The revised version of Two-Faced Woman was released in early January 1942. The original, uncensored version of the film still exists, and was shown in 2004 at a George Cukor retrospective at the National Film Theatre in London, but has not been issued commercially in either the United States or Europe or shown on Turner Classic Movies (owned by WarnerMedia which holds the rights to the pre-1986 MGM film library).

==Reception==
Upon the amended film's release in January 1942, Garbo received some of the worst reviews of her career. Despite the negative notices, Garbo was awarded The National Board of Review of Motion Pictures Best Acting Award. John Mosher of The New Yorker wrote of Garbo that "one can feel only that the archbishop who opposed the showing of the film was her one true friend. Of Garbo's folly there is little really to say. Just condolences might be enough." Theodore Strauss of The New York Times wrote: "It is hardly necessary to sit in judgment upon such delicate matters of public interest, inasmuch as the film decisively condemns itself by shoddy workmanship. Miss Garbo's current attempt to trip the light fantastic is one of the awkward exhibitions of the season, George Cukor's direction is static and labored, and the script is a stale joke, repeated at length. Considering the several talents that have combined to create this dismal jape, put down Two-Faced Woman as one of the more costly disappointments of the year." The review apparently missed the point that Garbo's role is to impersonate her fictional twin sister who unlike her is a novice to dancing. A scathing review in Time proclaimed the film was "almost as shocking as seeing your mother drunk."

Even those reviews that praised Garbo's performance, still panned the film in general. Variety wrote: "That the experiment of converting Miss Garbo into a comedienne is not entirely successful is no fault of hers. Had the script writers and the director, George Cukor, entered into the same spirit of the thing with as much enthusiasm, lack of self-consciousness and abandon as the star, the result would have been a smash hit...Just how some of the lines of dialog escaped the scissors is as much of a mystery as how the screen writers...so completely flopped in providing a reasonably satisfactory finale." Harrison's Reports called Garbo's performance "brilliant...yet if it were not for her charms and fine acting ability there would be little to recommend, for the story is weak and somewhat silly." Film Daily declared Garbo "a delightful comedienne" but called it "unfortunate that the combined talents" of the scriptwriters "do not measure up to those of Miss Garbo's. George Cukor's direction is not as keen as it could be and tends to let the film ramble."

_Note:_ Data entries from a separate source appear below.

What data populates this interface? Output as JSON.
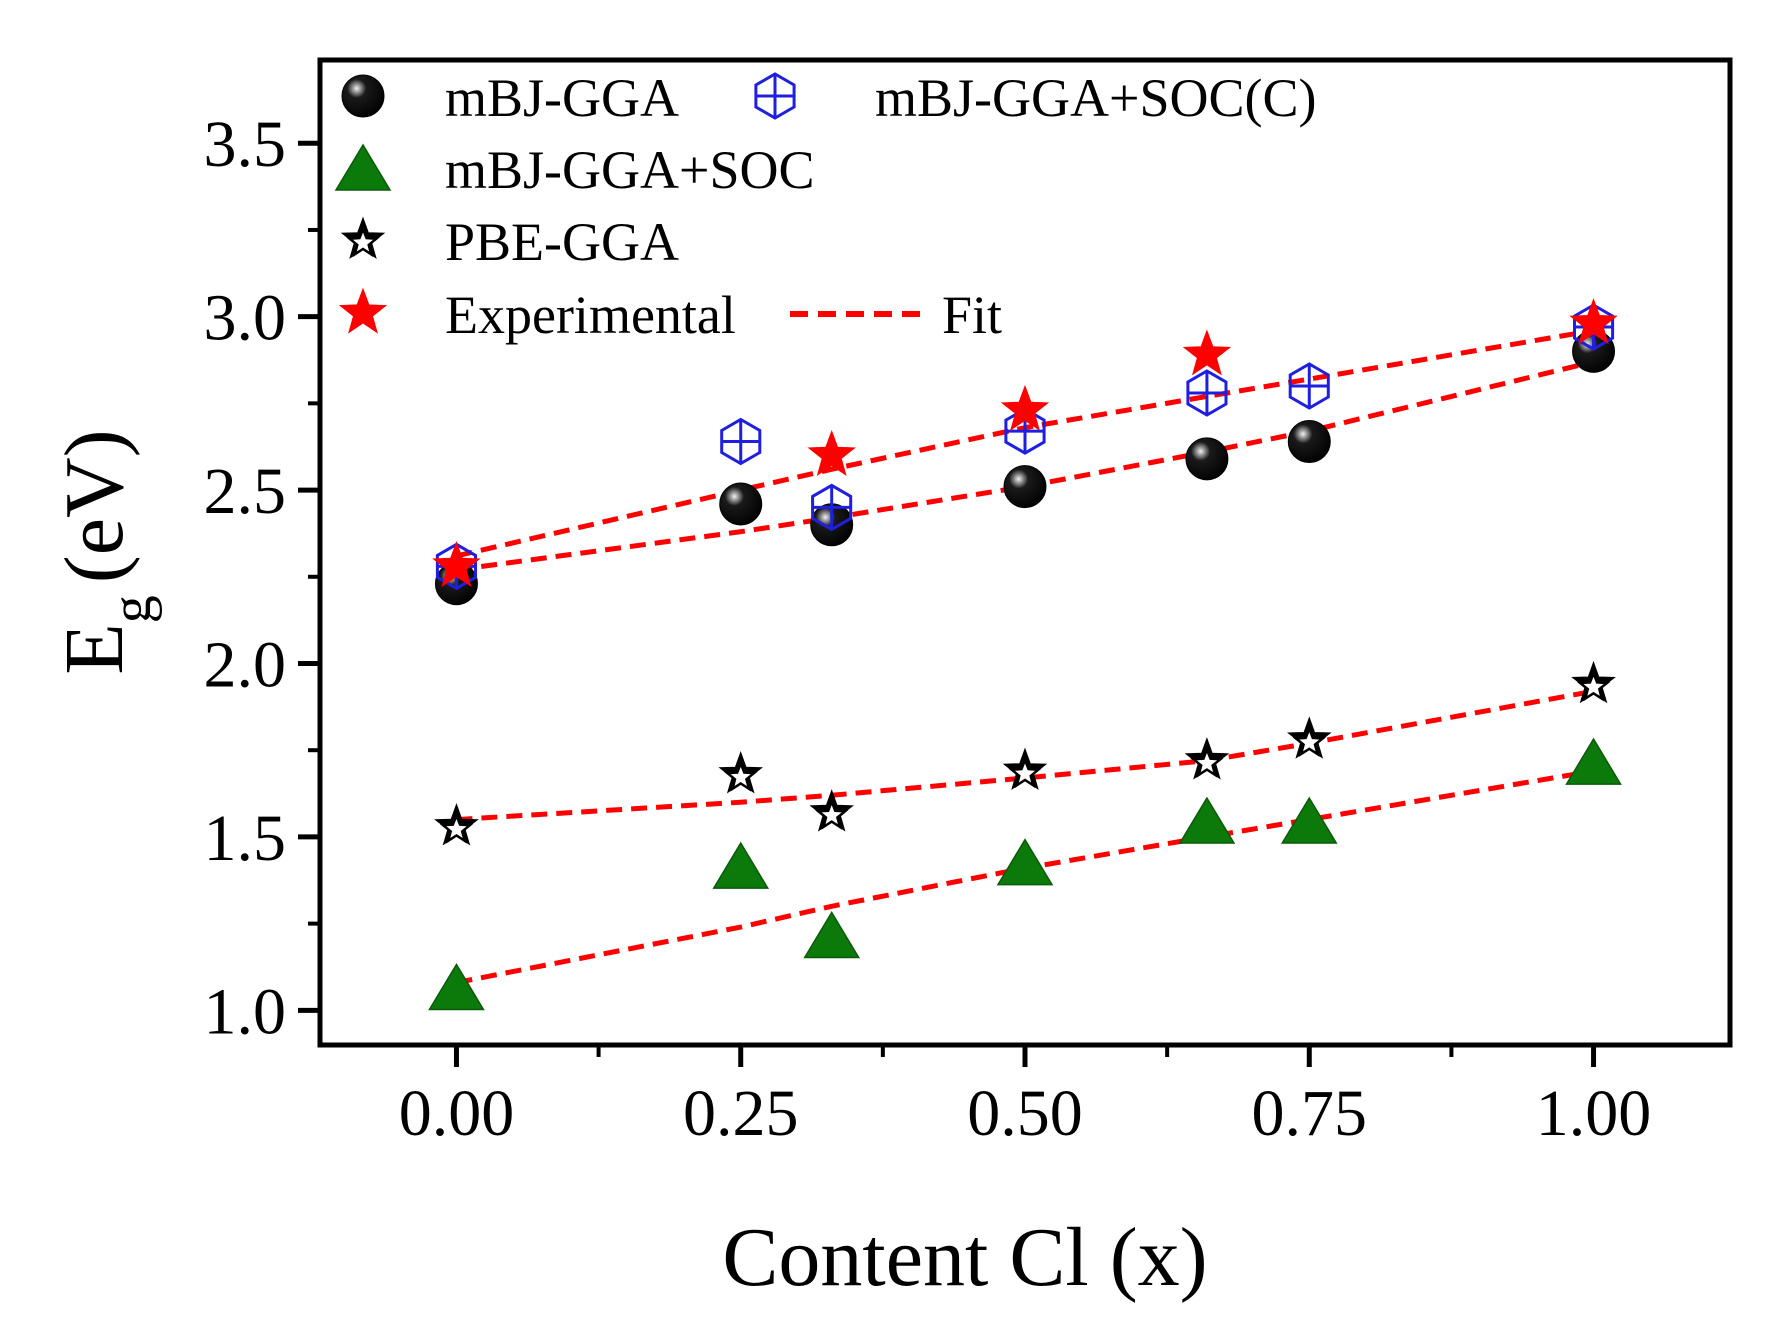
{
  "chart_data": {
    "type": "scatter",
    "xlabel": "Content Cl (x)",
    "ylabel_main": "E",
    "ylabel_sub": "g",
    "ylabel_unit": "(eV)",
    "xlim": [
      -0.12,
      1.12
    ],
    "ylim": [
      0.9,
      3.74
    ],
    "x_ticks": [
      0.0,
      0.25,
      0.5,
      0.75,
      1.0
    ],
    "x_tick_labels": [
      "0.00",
      "0.25",
      "0.50",
      "0.75",
      "1.00"
    ],
    "y_ticks": [
      1.0,
      1.5,
      2.0,
      2.5,
      3.0,
      3.5
    ],
    "y_tick_labels": [
      "1.0",
      "1.5",
      "2.0",
      "2.5",
      "3.0",
      "3.5"
    ],
    "grid": false,
    "legend_position": "top-left",
    "colors": {
      "mbj": "#000000",
      "soc": "#0b7a0b",
      "socc": "#1f1fe0",
      "pbe": "#000000",
      "exp": "#ff0000",
      "fit": "#ff0000"
    },
    "series": [
      {
        "name": "mBJ-GGA",
        "marker": "sphere",
        "x": [
          0,
          0.25,
          0.33,
          0.5,
          0.66,
          0.75,
          1.0
        ],
        "y": [
          2.23,
          2.46,
          2.4,
          2.51,
          2.59,
          2.64,
          2.9
        ]
      },
      {
        "name": "mBJ-GGA+SOC(C)",
        "marker": "hex-cross",
        "x": [
          0,
          0.25,
          0.33,
          0.5,
          0.66,
          0.75,
          1.0
        ],
        "y": [
          2.28,
          2.64,
          2.45,
          2.67,
          2.78,
          2.8,
          2.97
        ]
      },
      {
        "name": "mBJ-GGA+SOC",
        "marker": "triangle",
        "x": [
          0,
          0.25,
          0.33,
          0.5,
          0.66,
          0.75,
          1.0
        ],
        "y": [
          1.06,
          1.41,
          1.21,
          1.42,
          1.54,
          1.54,
          1.71
        ]
      },
      {
        "name": "PBE-GGA",
        "marker": "star-outline",
        "x": [
          0,
          0.25,
          0.33,
          0.5,
          0.66,
          0.75,
          1.0
        ],
        "y": [
          1.53,
          1.68,
          1.57,
          1.69,
          1.72,
          1.78,
          1.94
        ]
      },
      {
        "name": "Experimental",
        "marker": "star-filled",
        "x": [
          0,
          0.33,
          0.5,
          0.66,
          1.0
        ],
        "y": [
          2.28,
          2.6,
          2.73,
          2.89,
          2.98
        ]
      }
    ],
    "fits": [
      {
        "name": "Fit",
        "x": [
          0,
          0.25,
          0.33,
          0.5,
          0.66,
          0.75,
          1.0
        ],
        "y": [
          2.31,
          2.5,
          2.56,
          2.68,
          2.77,
          2.82,
          2.96
        ]
      },
      {
        "name": "Fit",
        "x": [
          0,
          0.25,
          0.33,
          0.5,
          0.66,
          0.75,
          1.0
        ],
        "y": [
          2.27,
          2.38,
          2.42,
          2.51,
          2.61,
          2.67,
          2.87
        ]
      },
      {
        "name": "Fit",
        "x": [
          0,
          0.25,
          0.33,
          0.5,
          0.66,
          0.75,
          1.0
        ],
        "y": [
          1.55,
          1.6,
          1.62,
          1.67,
          1.72,
          1.77,
          1.92
        ]
      },
      {
        "name": "Fit",
        "x": [
          0,
          0.25,
          0.33,
          0.5,
          0.66,
          0.75,
          1.0
        ],
        "y": [
          1.08,
          1.24,
          1.3,
          1.41,
          1.5,
          1.55,
          1.69
        ]
      }
    ],
    "legend": {
      "mbj": "mBJ-GGA",
      "socc": "mBJ-GGA+SOC(C)",
      "soc": "mBJ-GGA+SOC",
      "pbe": "PBE-GGA",
      "exp": "Experimental",
      "fit": "Fit"
    }
  }
}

Due to the film's critical failure, many sources have said that the film also did poorly at the box office. According to MGM records, it earned $875,000 in the United States and Canada, and $925,000 in other markets, resulting in an initial loss of $62,000. Despite the previous success of Ninotchka, audiences had difficulty accepting Garbo as a comedienne. Attendance also was likely impacted by the Japanese attack on Pearl Harbor, which occurred three weeks before the film was re-released. A few sources have challenged the general perception that the picture was a financial failure, with at least one stating that it eventually made back five times its budget.

Later in 1942, Garbo and MGM mutually agreed to terminate her contract with the studio. Contrary to popular belief, Garbo did not retire from acting because of the poor reception to Two-Faced Woman; she fully intended to return to films following the end of World War II. Since she was no longer under a studio contract, she was able to be highly selective over any roles offered to her; for various reasons, several later film projects which interested her did not come to fruition, leaving Two-Faced Woman as her final film.